Education, Back to School, Shopping.
As back-to-school season approaches, your kids may have outgrown their clothes – but they don’t have to outgrow your budget.
Last year, shoppers indicated they planned to spend an average of $688 per household on back-to-school items, according to the National Retail Federation, with the majority going toward apparel and electronics.
Here’s how credit cards can cut some of those costs.
Reward rates vary by type of card, but a decent return for cash-back credit cards might range from 1.5 to 2 percent back per dollar spent to 5 percent back on rotating bonus categories. Those rewards can be redeemed for cash or a statement credit to offset school purchases, for example, or applied to future travel.

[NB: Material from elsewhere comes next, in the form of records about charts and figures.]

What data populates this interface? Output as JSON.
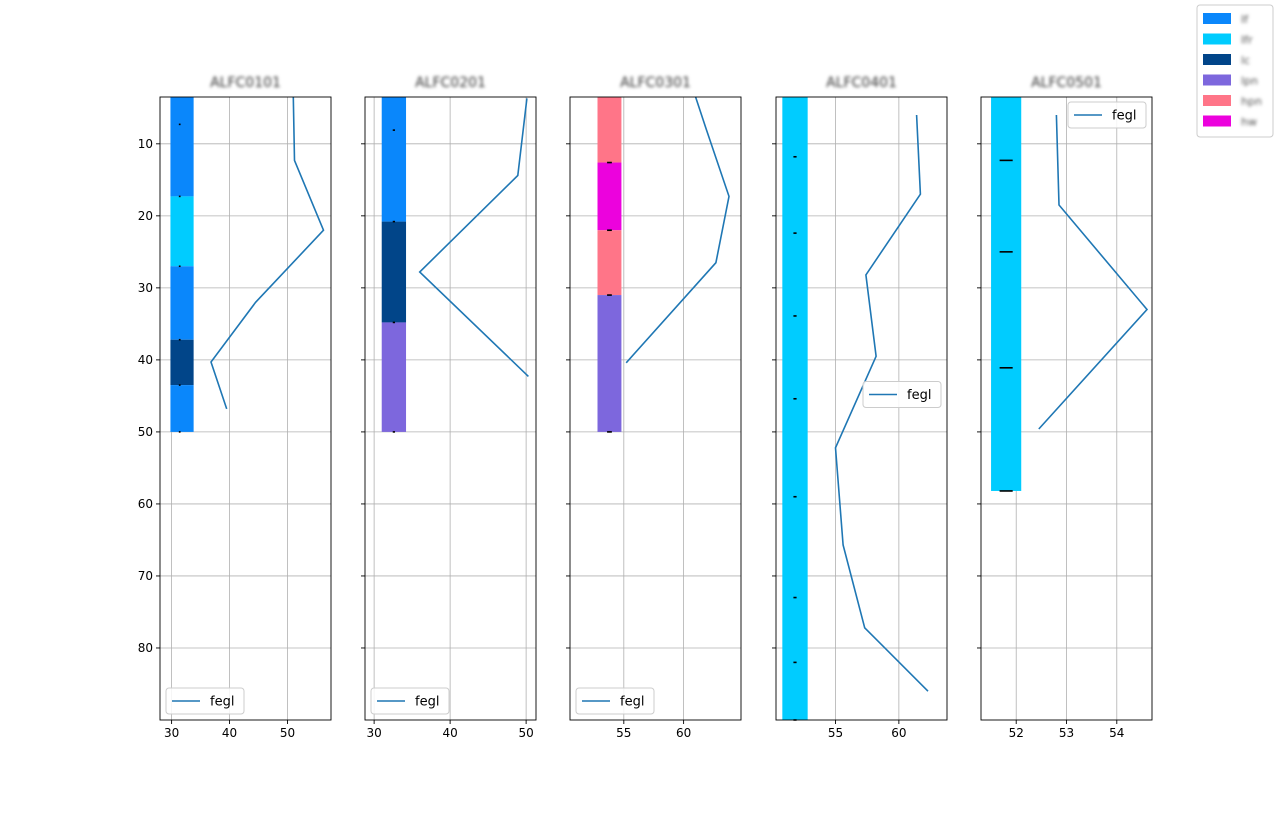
{
  "chart_data": {
    "type": "line",
    "y_axis": {
      "ylim": [
        90,
        3.5
      ],
      "inverted": true,
      "ticks": [
        10,
        20,
        30,
        40,
        50,
        60,
        70,
        80
      ]
    },
    "global_legend": {
      "placement": "top-right",
      "entries": [
        {
          "label": "If",
          "color": "#0a87fb"
        },
        {
          "label": "Ifr",
          "color": "#00ccff"
        },
        {
          "label": "lc",
          "color": "#014589"
        },
        {
          "label": "lpn",
          "color": "#7d67dd"
        },
        {
          "label": "hpn",
          "color": "#ff7588"
        },
        {
          "label": "hw",
          "color": "#ec02dd"
        }
      ]
    },
    "panels": [
      {
        "title": "ALFC0101",
        "xlim": [
          28,
          57.5
        ],
        "xticks": [
          30,
          40,
          50
        ],
        "bar_x": [
          29.8,
          33.8
        ],
        "legend_position": "bottom-left",
        "series": [
          {
            "name": "fegl",
            "x": [
              51,
              51.2,
              56.2,
              44.5,
              36.8,
              39.5
            ],
            "y": [
              3.5,
              12.3,
              22,
              32,
              40.3,
              46.8
            ]
          }
        ],
        "segments": [
          {
            "top": 3.5,
            "bottom": 17.3,
            "color": "#0a87fb"
          },
          {
            "top": 17.3,
            "bottom": 27,
            "color": "#00ccff"
          },
          {
            "top": 27,
            "bottom": 37.2,
            "color": "#0a87fb"
          },
          {
            "top": 37.2,
            "bottom": 43.5,
            "color": "#014589"
          },
          {
            "top": 43.5,
            "bottom": 50,
            "color": "#0a87fb"
          }
        ],
        "markers": [
          7.3,
          17.3,
          27,
          37.2,
          43.5,
          50
        ],
        "marker_x": 31.4,
        "marker_len": 0.3
      },
      {
        "title": "ALFC0201",
        "xlim": [
          28.8,
          51.3
        ],
        "xticks": [
          30,
          40,
          50
        ],
        "bar_x": [
          31,
          34.2
        ],
        "legend_position": "bottom-left",
        "series": [
          {
            "name": "fegl",
            "x": [
              50.1,
              48.9,
              36,
              50.3
            ],
            "y": [
              3.7,
              14.4,
              27.8,
              42.3
            ]
          }
        ],
        "segments": [
          {
            "top": 3.5,
            "bottom": 20.8,
            "color": "#0a87fb"
          },
          {
            "top": 20.8,
            "bottom": 34.8,
            "color": "#014589"
          },
          {
            "top": 34.8,
            "bottom": 50,
            "color": "#7d67dd"
          }
        ],
        "markers": [
          8.1,
          20.8,
          34.8,
          50
        ],
        "marker_x": 32.6,
        "marker_len": 0.3
      },
      {
        "title": "ALFC0301",
        "xlim": [
          50.5,
          64.8
        ],
        "xticks": [
          55,
          60
        ],
        "bar_x": [
          52.8,
          54.8
        ],
        "legend_position": "bottom-left",
        "series": [
          {
            "name": "fegl",
            "x": [
              61,
              61.9,
              63.8,
              62.7,
              55.2
            ],
            "y": [
              3.5,
              8,
              17.3,
              26.5,
              40.4
            ]
          }
        ],
        "segments": [
          {
            "top": 3.5,
            "bottom": 12.6,
            "color": "#ff7588"
          },
          {
            "top": 12.6,
            "bottom": 22,
            "color": "#ec02dd"
          },
          {
            "top": 22,
            "bottom": 31,
            "color": "#ff7588"
          },
          {
            "top": 31,
            "bottom": 50,
            "color": "#7d67dd"
          }
        ],
        "markers": [
          12.6,
          22,
          31,
          50
        ],
        "marker_x": 53.8,
        "marker_len": 0.4
      },
      {
        "title": "ALFC0401",
        "xlim": [
          50.3,
          63.8
        ],
        "xticks": [
          55,
          60
        ],
        "bar_x": [
          50.8,
          52.8
        ],
        "legend_position": "center-right",
        "series": [
          {
            "name": "fegl",
            "x": [
              61.4,
              61.7,
              57.4,
              58.2,
              55,
              55.6,
              57.3,
              62.3
            ],
            "y": [
              6,
              17,
              28.2,
              39.5,
              52.2,
              65.7,
              77.2,
              86
            ]
          }
        ],
        "segments": [
          {
            "top": 3.5,
            "bottom": 90,
            "color": "#00ccff"
          }
        ],
        "markers": [
          11.8,
          22.4,
          33.9,
          45.4,
          59,
          73,
          82,
          90
        ],
        "marker_x": 51.8,
        "marker_len": 0.25
      },
      {
        "title": "ALFC0501",
        "xlim": [
          51.3,
          54.7
        ],
        "xticks": [
          52,
          53,
          54
        ],
        "bar_x": [
          51.5,
          52.1
        ],
        "legend_position": "top-right",
        "series": [
          {
            "name": "fegl",
            "x": [
              52.8,
              52.85,
              54.6,
              52.45
            ],
            "y": [
              6,
              18.5,
              33,
              49.6
            ]
          }
        ],
        "segments": [
          {
            "top": 3.5,
            "bottom": 58.2,
            "color": "#00ccff"
          }
        ],
        "markers": [
          12.3,
          25,
          41.1,
          58.2
        ],
        "marker_x": 51.8,
        "marker_len": 0.26
      }
    ]
  }
}
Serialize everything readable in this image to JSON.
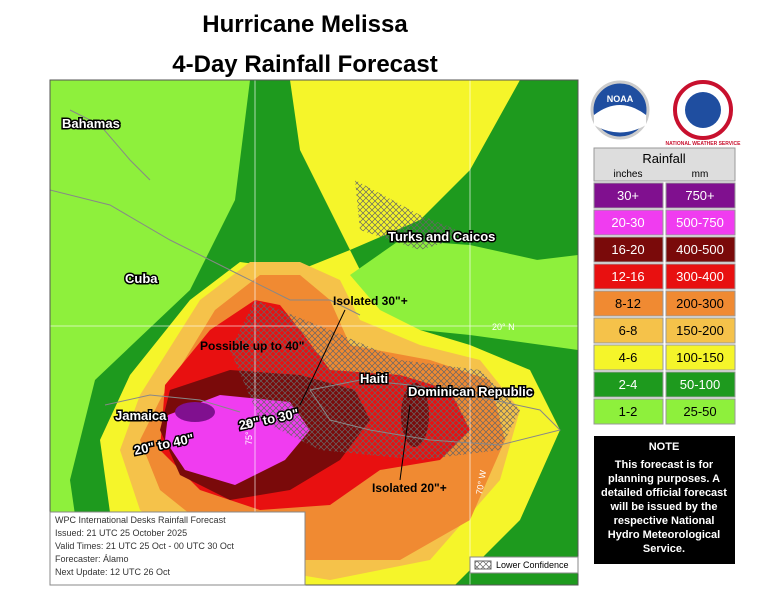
{
  "title": [
    "Hurricane Melissa",
    "4-Day Rainfall Forecast"
  ],
  "logos": [
    "NOAA",
    "NATIONAL WEATHER SERVICE"
  ],
  "map_labels": {
    "bahamas": "Bahamas",
    "cuba": "Cuba",
    "turks": "Turks and Caicos",
    "isolated30": "Isolated 30\"+",
    "possible40": "Possible up to 40\"",
    "haiti": "Haiti",
    "dominican": "Dominican Republic",
    "jamaica": "Jamaica",
    "range1": "20\" to 40\"",
    "range2": "20\" to 30\"",
    "isolated20": "Isolated 20\"+"
  },
  "grid_labels": [
    "20° N",
    "75° W",
    "70° W"
  ],
  "legend": {
    "title": "Rainfall",
    "units": [
      "inches",
      "mm"
    ],
    "rows": [
      {
        "inches": "30+",
        "mm": "750+",
        "color": "#80108f"
      },
      {
        "inches": "20-30",
        "mm": "500-750",
        "color": "#f03cf0"
      },
      {
        "inches": "16-20",
        "mm": "400-500",
        "color": "#7a0a0a"
      },
      {
        "inches": "12-16",
        "mm": "300-400",
        "color": "#e81010"
      },
      {
        "inches": "8-12",
        "mm": "200-300",
        "color": "#f08a32"
      },
      {
        "inches": "6-8",
        "mm": "150-200",
        "color": "#f5c24a"
      },
      {
        "inches": "4-6",
        "mm": "100-150",
        "color": "#f5f52a"
      },
      {
        "inches": "2-4",
        "mm": "50-100",
        "color": "#1e9a1e"
      },
      {
        "inches": "1-2",
        "mm": "25-50",
        "color": "#8ef03c"
      }
    ]
  },
  "note": {
    "title": "NOTE",
    "text": "This forecast is for planning purposes. A detailed official forecast will be issued by the respective National Hydro Meteorological Service."
  },
  "info": [
    "WPC International Desks Rainfall Forecast",
    "Issued: 21 UTC 25 October 2025",
    "Valid Times: 21 UTC 25 Oct - 00 UTC 30 Oct",
    "Forecaster: Álamo",
    "Next Update: 12 UTC 26 Oct"
  ],
  "hatch_legend": "Lower Confidence"
}
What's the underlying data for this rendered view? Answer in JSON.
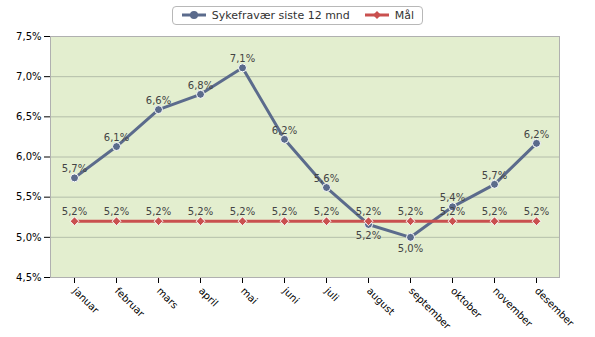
{
  "chart_data": {
    "type": "line",
    "categories": [
      "januar",
      "februar",
      "mars",
      "april",
      "mai",
      "juni",
      "juli",
      "august",
      "september",
      "oktober",
      "november",
      "desember"
    ],
    "series": [
      {
        "name": "Sykefravær siste 12 mnd",
        "color": "#5b6b8c",
        "marker": "circle",
        "values": [
          5.74,
          6.13,
          6.59,
          6.78,
          7.11,
          6.22,
          5.62,
          5.16,
          5.0,
          5.38,
          5.66,
          6.17
        ],
        "value_labels": [
          "5,7%",
          "6,1%",
          "6,6%",
          "6,8%",
          "7,1%",
          "6,2%",
          "5,6%",
          "5,2%",
          "5,0%",
          "5,4%",
          "5,7%",
          "6,2%"
        ]
      },
      {
        "name": "Mål",
        "color": "#c9504f",
        "marker": "diamond",
        "values": [
          5.2,
          5.2,
          5.2,
          5.2,
          5.2,
          5.2,
          5.2,
          5.2,
          5.2,
          5.2,
          5.2,
          5.2
        ],
        "value_labels": [
          "5,2%",
          "5,2%",
          "5,2%",
          "5,2%",
          "5,2%",
          "5,2%",
          "5,2%",
          "5,2%",
          "5,2%",
          "5,2%",
          "5,2%",
          "5,2%"
        ]
      }
    ],
    "ylim": [
      4.5,
      7.5
    ],
    "yticks": [
      {
        "value": 4.5,
        "label": "4,5%"
      },
      {
        "value": 5.0,
        "label": "5,0%"
      },
      {
        "value": 5.5,
        "label": "5,5%"
      },
      {
        "value": 6.0,
        "label": "6,0%"
      },
      {
        "value": 6.5,
        "label": "6,5%"
      },
      {
        "value": 7.0,
        "label": "7,0%"
      },
      {
        "value": 7.5,
        "label": "7,5%"
      }
    ],
    "grid": true,
    "legend": "top",
    "data_labels": true
  }
}
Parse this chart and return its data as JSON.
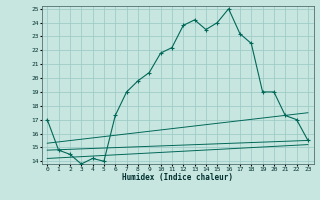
{
  "xlabel": "Humidex (Indice chaleur)",
  "background_color": "#c8e6e0",
  "grid_color": "#a0ccc8",
  "line_color": "#006858",
  "xlim": [
    -0.5,
    23.5
  ],
  "ylim": [
    13.8,
    25.2
  ],
  "yticks": [
    14,
    15,
    16,
    17,
    18,
    19,
    20,
    21,
    22,
    23,
    24,
    25
  ],
  "xticks": [
    0,
    1,
    2,
    3,
    4,
    5,
    6,
    7,
    8,
    9,
    10,
    11,
    12,
    13,
    14,
    15,
    16,
    17,
    18,
    19,
    20,
    21,
    22,
    23
  ],
  "line1_x": [
    0,
    1,
    2,
    3,
    4,
    5,
    6,
    7,
    8,
    9,
    10,
    11,
    12,
    13,
    14,
    15,
    16,
    17,
    18,
    19,
    20,
    21,
    22,
    23
  ],
  "line1_y": [
    17.0,
    14.8,
    14.5,
    13.8,
    14.2,
    14.0,
    17.3,
    19.0,
    19.8,
    20.4,
    21.8,
    22.2,
    23.8,
    24.2,
    23.5,
    24.0,
    25.0,
    23.2,
    22.5,
    19.0,
    19.0,
    17.3,
    17.0,
    15.5
  ],
  "line2_x": [
    0,
    23
  ],
  "line2_y": [
    14.8,
    15.5
  ],
  "line3_x": [
    0,
    23
  ],
  "line3_y": [
    15.3,
    17.5
  ],
  "line4_x": [
    0,
    23
  ],
  "line4_y": [
    14.2,
    15.2
  ]
}
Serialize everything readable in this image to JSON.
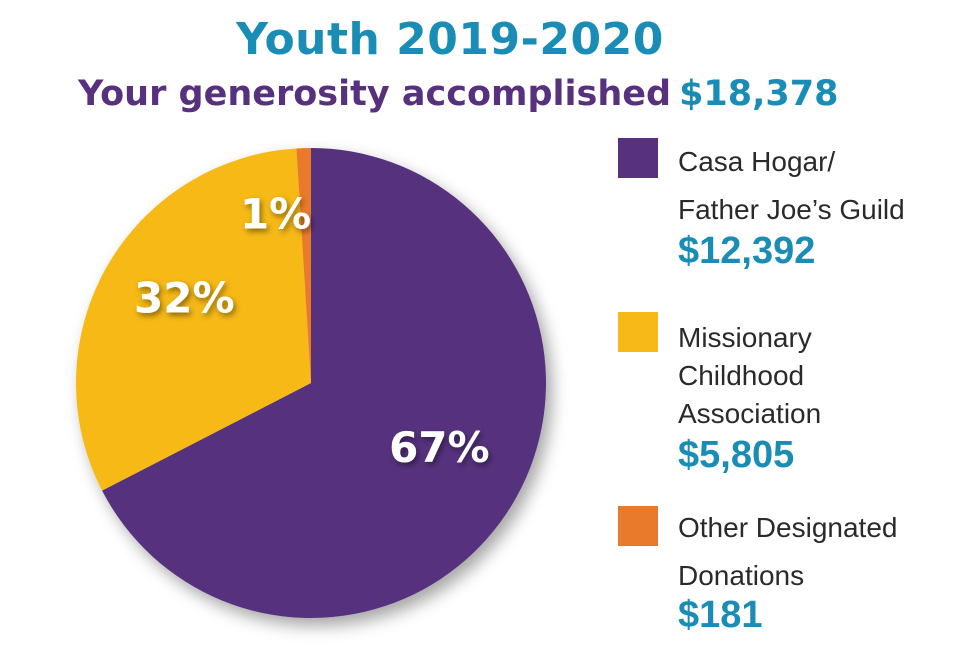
{
  "header": {
    "title": "Youth 2019-2020",
    "subtitle": "Your generosity accomplished",
    "total": "$18,378"
  },
  "legend": {
    "items": [
      {
        "line1": "Casa Hogar/",
        "line2": "Father Joe’s Guild",
        "line3": "",
        "amount": "$12,392"
      },
      {
        "line1": "Missionary",
        "line2": "Childhood",
        "line3": "Association",
        "amount": "$5,805"
      },
      {
        "line1": "Other Designated",
        "line2": "Donations",
        "line3": "",
        "amount": "$181"
      }
    ]
  },
  "chart_data": {
    "type": "pie",
    "title": "Youth 2019-2020",
    "subtitle": "Your generosity accomplished $18,378",
    "total": 18378,
    "slices": [
      {
        "name": "Casa Hogar/ Father Joe’s Guild",
        "value": 12392,
        "percent_label": "67%",
        "color": "#57307e"
      },
      {
        "name": "Missionary Childhood Association",
        "value": 5805,
        "percent_label": "32%",
        "color": "#f6b918"
      },
      {
        "name": "Other Designated Donations",
        "value": 181,
        "percent_label": "1%",
        "color": "#e97a2b"
      }
    ],
    "legend_position": "right"
  }
}
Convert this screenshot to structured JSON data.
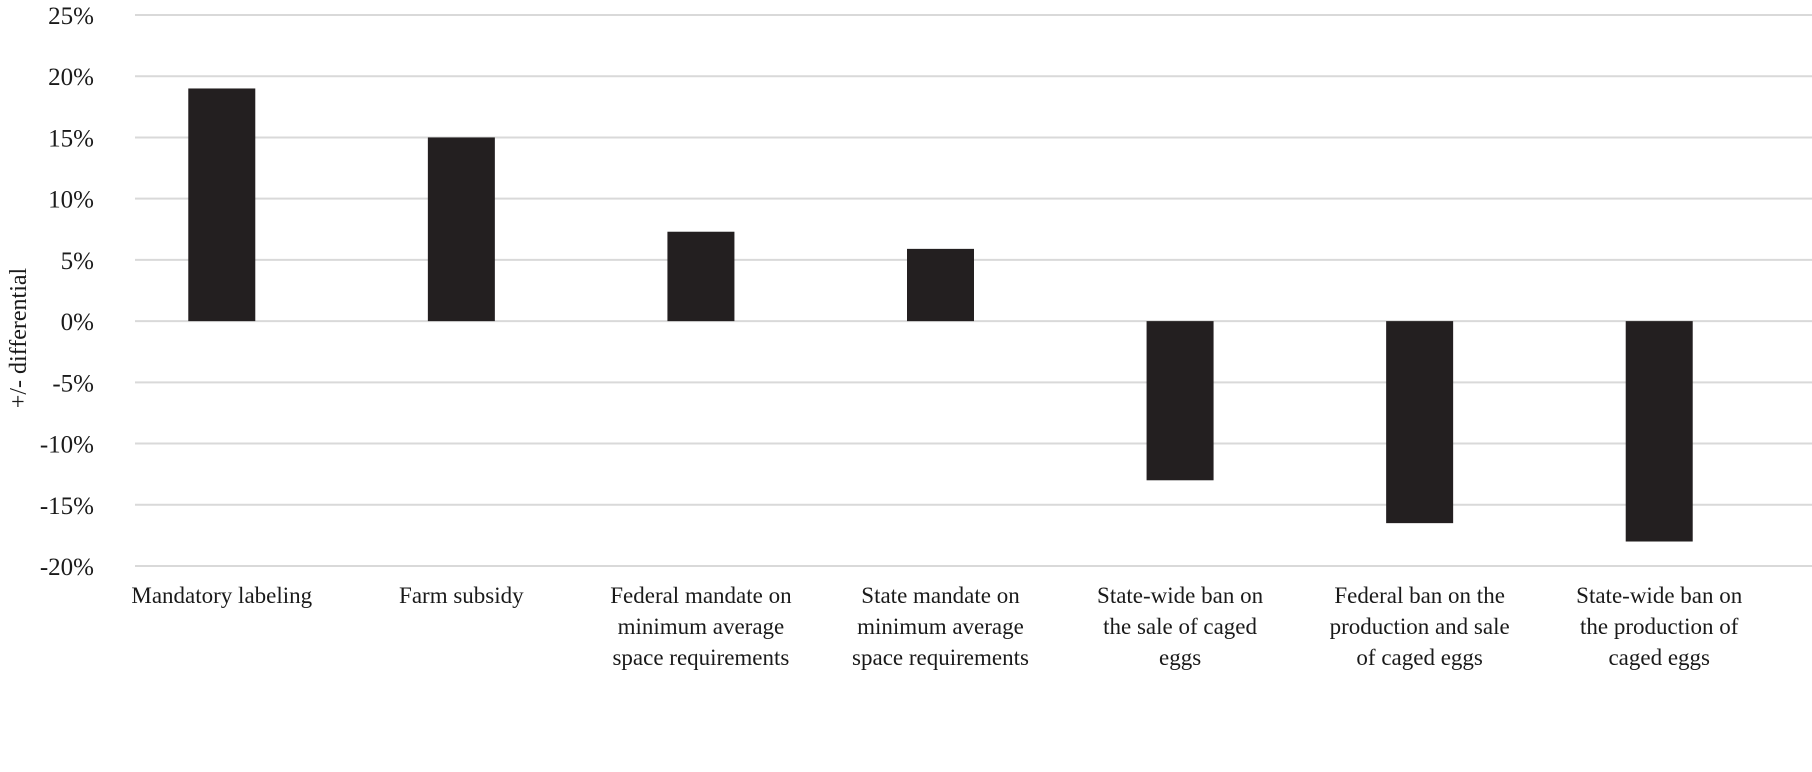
{
  "chart_data": {
    "type": "bar",
    "title": "",
    "xlabel": "",
    "ylabel": "+/- differential",
    "ylim": [
      -20,
      25
    ],
    "ytick_step": 5,
    "ytick_suffix": "%",
    "grid": true,
    "legend": "none",
    "bar_color": "#231f20",
    "grid_color": "#d9d9d9",
    "categories": [
      [
        "Mandatory labeling"
      ],
      [
        "Farm subsidy"
      ],
      [
        "Federal mandate on",
        "minimum average",
        "space requirements"
      ],
      [
        "State mandate on",
        "minimum average",
        "space requirements"
      ],
      [
        "State-wide ban on",
        "the sale of caged",
        "eggs"
      ],
      [
        "Federal ban on the",
        "production and sale",
        "of caged eggs"
      ],
      [
        "State-wide ban on",
        "the production of",
        "caged eggs"
      ]
    ],
    "values": [
      19,
      15,
      7.3,
      5.9,
      -13,
      -16.5,
      -18
    ]
  }
}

A credit card that earns cash back generally requires good credit. You’ll get the most value if you pay your bill in full every month, avoiding interest charges.
A credit-card sign-up bonus can be worth hundreds of dollars if you meet the minimum spending requirement.
Classroom purchases bring Kyle Craighead and his wife, fellow teachers and bloggers at Teachers Traveling on Points closer to meeting sign-up bonus spending requirements.
“We always try to use the rewards for maximizing travel that we wouldn’t have been able to afford,” Craighead says.
0% Intro APR offers
Certain gadgets and supplies carry hefty price tags. A rewards credit card with an introductory 0 percent annual percentage rate can offer breathing room for large purchases.
You still have to pay monthly, but you won’t be charged interest during the promotional period.
Online shopping portals
Multiply your credit-card rewards by shopping through the card’s bonus mall or a cash-back shopping site.
For example, an online portal may offer 5 percent cash back at a certain store. If you spent $300 with a card that also earns 2 percent back, you’d get $21 back.
Chonce Maddox, blogger at My Debt Epiphany, uses a cash-back card to make purchases via Ebates, a cash-back site. This year, she’ll shop for clothes and school supplies for her 8-year-old.
“I like to stack my savings and cash back and discounts as well as I can,” Maddox says. She deposits earnings into her checking account and uses them for vacations or dining.
If your credit card offers price protection, you can be refunded the difference on a purchase if you find a lower advertised price within a designated time frame.
Some issuers are altering or ending their price protection policies later this year. Also, depending on the issuer, you might have to submit documents.
For Craighead, the extra legwork was worth it when iPad prices dropped two weeks after he bought one. He estimates the benefit saved him $50 to $75.